Article écrit en collaboration avec Bruno Joanides

 

 


[1] Le web scrapping (ou screen scraping) est la technique utilisée par les PSP tiers qui consiste à se connecter sur le site de la banque à distance du client grâce aux identifiants de ce dernier et à récupérer les données bancaires disponibles sur le site

[2] Par l’article 98 de la DSP2, le Parlement Européen a mandaté l’ABE pour édicter des RTS relatifs à l’authentification forte et la communication entre les différents PSP comme l’y autorise l’article 10 du règlement N°1093/2010 instituant l’ABE. Ces RTS devront être soumis pour approbation à la Commission Européenne avant le 13 janvier 2017.
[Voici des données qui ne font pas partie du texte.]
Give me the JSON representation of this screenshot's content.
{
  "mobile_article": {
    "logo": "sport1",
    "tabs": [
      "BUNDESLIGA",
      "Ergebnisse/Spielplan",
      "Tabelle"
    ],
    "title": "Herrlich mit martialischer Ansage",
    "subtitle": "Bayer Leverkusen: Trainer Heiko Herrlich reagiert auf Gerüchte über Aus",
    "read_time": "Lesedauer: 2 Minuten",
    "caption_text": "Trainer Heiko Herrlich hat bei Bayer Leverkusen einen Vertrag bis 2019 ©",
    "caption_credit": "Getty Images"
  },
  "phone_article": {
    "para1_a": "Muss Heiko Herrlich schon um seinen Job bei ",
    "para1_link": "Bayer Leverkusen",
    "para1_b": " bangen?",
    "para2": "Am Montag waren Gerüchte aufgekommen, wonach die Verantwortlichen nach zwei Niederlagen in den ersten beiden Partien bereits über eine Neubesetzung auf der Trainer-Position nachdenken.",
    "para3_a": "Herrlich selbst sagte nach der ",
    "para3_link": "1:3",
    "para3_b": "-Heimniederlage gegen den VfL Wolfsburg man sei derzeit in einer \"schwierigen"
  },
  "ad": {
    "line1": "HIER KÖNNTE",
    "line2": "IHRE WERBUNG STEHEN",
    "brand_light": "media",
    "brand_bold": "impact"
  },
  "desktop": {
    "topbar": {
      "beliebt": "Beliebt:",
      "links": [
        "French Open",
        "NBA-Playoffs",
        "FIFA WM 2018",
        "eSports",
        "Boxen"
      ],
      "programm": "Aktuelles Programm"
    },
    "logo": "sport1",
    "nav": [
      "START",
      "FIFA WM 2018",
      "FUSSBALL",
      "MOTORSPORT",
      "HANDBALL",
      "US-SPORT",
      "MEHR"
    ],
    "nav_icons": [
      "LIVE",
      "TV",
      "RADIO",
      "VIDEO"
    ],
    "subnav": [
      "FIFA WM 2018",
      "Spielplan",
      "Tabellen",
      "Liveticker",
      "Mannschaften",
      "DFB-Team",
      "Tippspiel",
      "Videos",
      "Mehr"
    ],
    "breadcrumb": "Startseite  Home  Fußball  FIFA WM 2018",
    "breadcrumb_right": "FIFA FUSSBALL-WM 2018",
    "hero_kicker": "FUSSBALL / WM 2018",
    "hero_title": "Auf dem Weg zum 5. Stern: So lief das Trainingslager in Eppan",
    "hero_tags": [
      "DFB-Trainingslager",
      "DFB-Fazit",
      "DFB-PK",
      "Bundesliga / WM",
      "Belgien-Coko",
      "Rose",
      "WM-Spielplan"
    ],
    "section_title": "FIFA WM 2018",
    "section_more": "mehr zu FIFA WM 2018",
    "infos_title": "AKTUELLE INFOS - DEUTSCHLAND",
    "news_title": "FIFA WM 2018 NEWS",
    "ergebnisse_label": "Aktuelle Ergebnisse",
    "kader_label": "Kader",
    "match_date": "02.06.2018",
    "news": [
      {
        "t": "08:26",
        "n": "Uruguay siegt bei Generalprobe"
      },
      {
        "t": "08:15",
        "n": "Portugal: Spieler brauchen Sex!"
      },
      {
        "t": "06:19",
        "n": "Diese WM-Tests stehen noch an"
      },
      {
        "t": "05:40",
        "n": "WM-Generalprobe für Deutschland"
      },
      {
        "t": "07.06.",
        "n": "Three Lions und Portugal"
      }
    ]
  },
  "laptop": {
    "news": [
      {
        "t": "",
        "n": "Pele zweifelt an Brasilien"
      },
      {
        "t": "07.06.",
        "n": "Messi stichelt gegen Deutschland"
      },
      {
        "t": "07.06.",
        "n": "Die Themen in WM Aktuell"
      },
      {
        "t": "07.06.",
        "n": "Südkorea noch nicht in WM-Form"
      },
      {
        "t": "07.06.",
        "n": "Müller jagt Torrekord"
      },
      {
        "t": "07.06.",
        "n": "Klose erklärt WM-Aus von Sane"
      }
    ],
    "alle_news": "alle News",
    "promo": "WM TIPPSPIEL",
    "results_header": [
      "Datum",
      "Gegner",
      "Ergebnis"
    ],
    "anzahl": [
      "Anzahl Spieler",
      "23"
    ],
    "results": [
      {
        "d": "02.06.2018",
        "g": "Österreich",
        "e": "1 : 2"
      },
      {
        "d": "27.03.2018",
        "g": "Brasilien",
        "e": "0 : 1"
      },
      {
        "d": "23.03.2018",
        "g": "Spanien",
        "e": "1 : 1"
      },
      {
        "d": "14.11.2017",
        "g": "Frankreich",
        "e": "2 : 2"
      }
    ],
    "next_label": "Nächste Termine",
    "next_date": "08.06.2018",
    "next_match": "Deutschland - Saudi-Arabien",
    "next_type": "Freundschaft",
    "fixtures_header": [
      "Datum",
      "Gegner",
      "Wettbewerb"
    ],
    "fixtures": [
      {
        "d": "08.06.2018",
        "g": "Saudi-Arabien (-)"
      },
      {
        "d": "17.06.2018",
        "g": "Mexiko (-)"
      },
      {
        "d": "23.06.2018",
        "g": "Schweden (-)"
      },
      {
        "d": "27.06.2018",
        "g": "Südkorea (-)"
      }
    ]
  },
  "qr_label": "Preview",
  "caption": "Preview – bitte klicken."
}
[3] Authentification reposant sur la combinaison d’au moins deux éléments appartenant aux catégories « connaissance » (quelque chose que seul l’utilisateur connaît), « possession » (quelque chose que seul l’utilisateur possède) et « inhérence » (quelque chose que l’utilisateur est). Ces éléments doivent être indépendants afin d’assurer qu’en cas de compromission de l’un des éléments, la fiabilité des autres ne soit pas remise en cause.

[4] Par courrier en date du 24 octobre 2016

[5] Accès direct : un accès qui s’établit par le biais des interfaces que le client utilise pour consulter ses comptes

[6] Articles 66(4c) et 67(3b) de la DSP2

[7] Considérant 32 de la DSP2

[8] Considérant 93 de la DSP2

[9] L’identification des initiateurs pour chaque opération est exigée par l’article 66(3d) de la DSP2, la même obligation pèse sur les agrégateurs au titre de l’article 67(2c) de la DSP2.